27 agosto 2012

Nuevo blog.

Como ya lo saben, este blog ha sido oficialmente clausurado, por lo que no actualizaré más (las razones, en este otro post.), pero si así lo desean, pueden seguir leyéndome en mi nuevo blog: «Cuando despertó, el humano seguía allí» y pueden suscribirse a la fanpage en facebook. Saludos.

24 agosto 2012

Final de un viaje

Empecé este blog en 2007, yo tenía 16 añitos, vivía con mi familia y pues no había mucho más, era la típica carajita rockera y mamoncilla que va por la vida haciendo dizque desmanes y preocupándose de poco. Desde entonces muchas cosas han pasado y a veces hasta me es increíble conciliar que soy esa misma personas, leo algunas cosas que ponía por acá y me siento como si leyera sobre una chica que no fui yo.

El blog me ha dado nada más que buenas cosas, me permitió expresarme y dejar registro de cosas que sentía y necesitaba decir, expresar mis gustos, mis ideas, pero sobre todo, conocer personas: aquí conocí a mi pareja actual, a la mujer que no me parió, pero como si sí y a innumerables amigos, conocidos y contactos, personas interesantes que han enriquecido mi vida de muchas maneras que nunca esperé.

Como quizá se dieron cuenta, el blog siempre ha tenido altibajos en cuanto a la frecuencia de publicación, pero desde 2011 se redujo muy drásticamente y este año es prácticamente nula. Hay una razones para ello.

Una de ellas es que las redes sociales me han brindado un escaparate más directo de comunicación y dispersión de las ideas. Otra es que ya no me siento identificada con la identidad que me movió a crear este espacio y aunque he cambiado el tono y temas de los que escribo, no siento el mismo sentimiento apelante de venir acá y expresarme así nomás. Una tercera, es que -sinceramente- la URL del sitio es de lo más cutre y no puedo cambiarlo sin echar a perder cientos de links, perder referencias, y tener que darlo de alta de nuevo en todos los motores de búsqueda. Una más es que, quizá por lo que menciono en el punto dos, siento que venir acá es extender y cargar con partes de mi vida de las que ya estoy lista para desechar, no todas ellas malas, claro, sino simplemente ya no adecuadas.

Por las razones anteriores y porque me ha pasado ya varias veces, necesitar escribir algo y no sentirme a gusto de hacerlo aquí, he decidido "clausurar" este blog.
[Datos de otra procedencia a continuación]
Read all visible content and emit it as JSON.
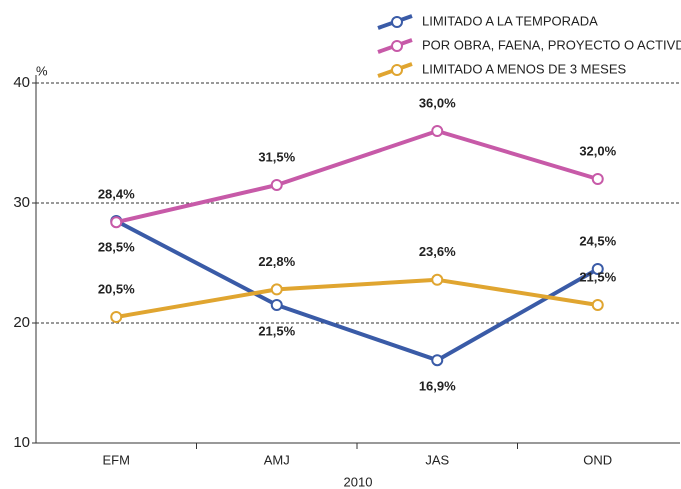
{
  "chart_data": {
    "type": "line",
    "y_unit": "%",
    "x_label": "2010",
    "categories": [
      "EFM",
      "AMJ",
      "JAS",
      "OND"
    ],
    "series": [
      {
        "name": "LIMITADO A LA TEMPORADA",
        "color": "#3a5ba7",
        "values": [
          28.5,
          21.5,
          16.9,
          24.5
        ],
        "value_labels": [
          "28,5%",
          "21,5%",
          "16,9%",
          "24,5%"
        ]
      },
      {
        "name": "POR OBRA, FAENA, PROYECTO O ACTIVDAD",
        "color": "#c75aa8",
        "values": [
          28.4,
          31.5,
          36.0,
          32.0
        ],
        "value_labels": [
          "28,4%",
          "31,5%",
          "36,0%",
          "32,0%"
        ]
      },
      {
        "name": "LIMITADO A MENOS DE 3 MESES",
        "color": "#e0a530",
        "values": [
          20.5,
          22.8,
          23.6,
          21.5
        ],
        "value_labels": [
          "20,5%",
          "22,8%",
          "23,6%",
          "21,5%"
        ]
      }
    ],
    "ylim": [
      10,
      40
    ],
    "yticks": [
      10,
      20,
      30,
      40
    ],
    "grid": true
  }
}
No será eliminado, ya que genera visitas en posts atrasados y sobre todo en posts que pueden estar siéndole útiles a terceros, pero no actualizaré más por acá.

A todas las personas que se tomaron algo de su tiempo y vinieron a acá en algún momento a leer algo que yo escribía, a los que gastaron un momento y se tomaron la molesta de comentar, a los que han estado por acá conmigo desde el comienzo (ex-mamarrachos, un abrazo), a los que conocí aquí, a los que me topé después en personas y me saludaron, a los haters y trolls que en algún momento se dieron la vuelta, a los que difundieron y me consiguieron más lectores: MIL GRACIAS.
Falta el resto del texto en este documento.